Jiang Kai, Cao Tru
The University of Texas Health Science Center at Houston School of Public Health, Houston, Texas, United States.
AMIA Jt Summits Transl Sci Proc. 2024 May 31;2024:555-564. eCollection 2024.
Automatic HIV phenotyping is needed for HIV research based on electronic health records (EHRs). MIMIC-IV, an extension of MIMIC-III, contains more than 520,000 hospital admissions and has become a valuable EHR database for secondary medical research. However, there was no prior phenotyping algorithm to extract HIV cases from MIMIC-IV, which requires a comprehensive knowledge of the database. Moreover, previous HIV phenotyping algorithms did not consider the new HIV-1/HIV-2 antibody differentiation immunoassay tests that MIMIC-IV contains.
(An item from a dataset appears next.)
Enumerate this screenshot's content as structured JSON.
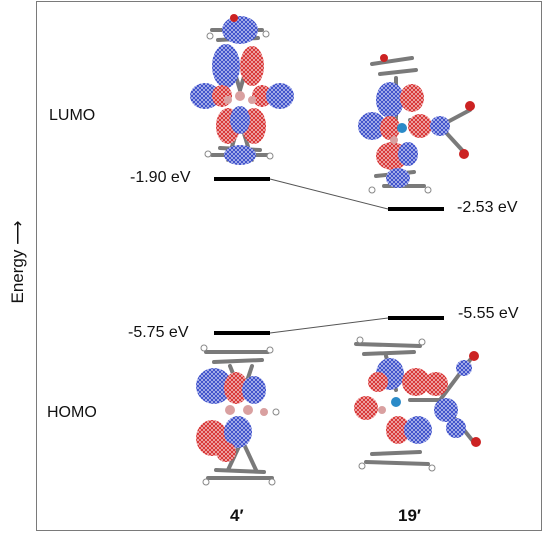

Our work provided insight into the structure and data elements in MIMIC-IV and proposed a new HIV phenotyping algorithm to fill in these gaps. The results included MIMIC-IV's data tables and elements used, 1,781 and 1,843 HIV cases from MIMIC-IV's versions 0.4 and 2.1, respectively, and summary statistics of these two HIV case cohorts. They could be used for the development of statistical and machine learning models in future studies about the disease.
基于电子健康记录(EHR)的HIV研究需要自动进行HIV表型分析。MIMIC-IV是MIMIC-III的扩展版本,包含超过52万例住院病例,已成为二级医学研究中一个有价值的EHR数据库。然而,之前没有从MIMIC-IV中提取HIV病例的表型分析算法,这需要对该数据库有全面的了解。此外,以前的HIV表型分析算法没有考虑到MIMIC-IV中包含的新的HIV-1/HIV-2抗体鉴别免疫分析测试。我们的工作深入了解了MIMIC-IV的结构和数据元素,并提出了一种新的HIV表型分析算法来填补这些空白。结果包括MIMIC-IV使用的数据表和元素、分别来自MIMIC-IV 0.4版和2.1版的1781例和1843例HIV病例,以及这两个HIV病例队列的汇总统计数据。它们可用于未来关于该疾病的统计和机器学习模型的开发。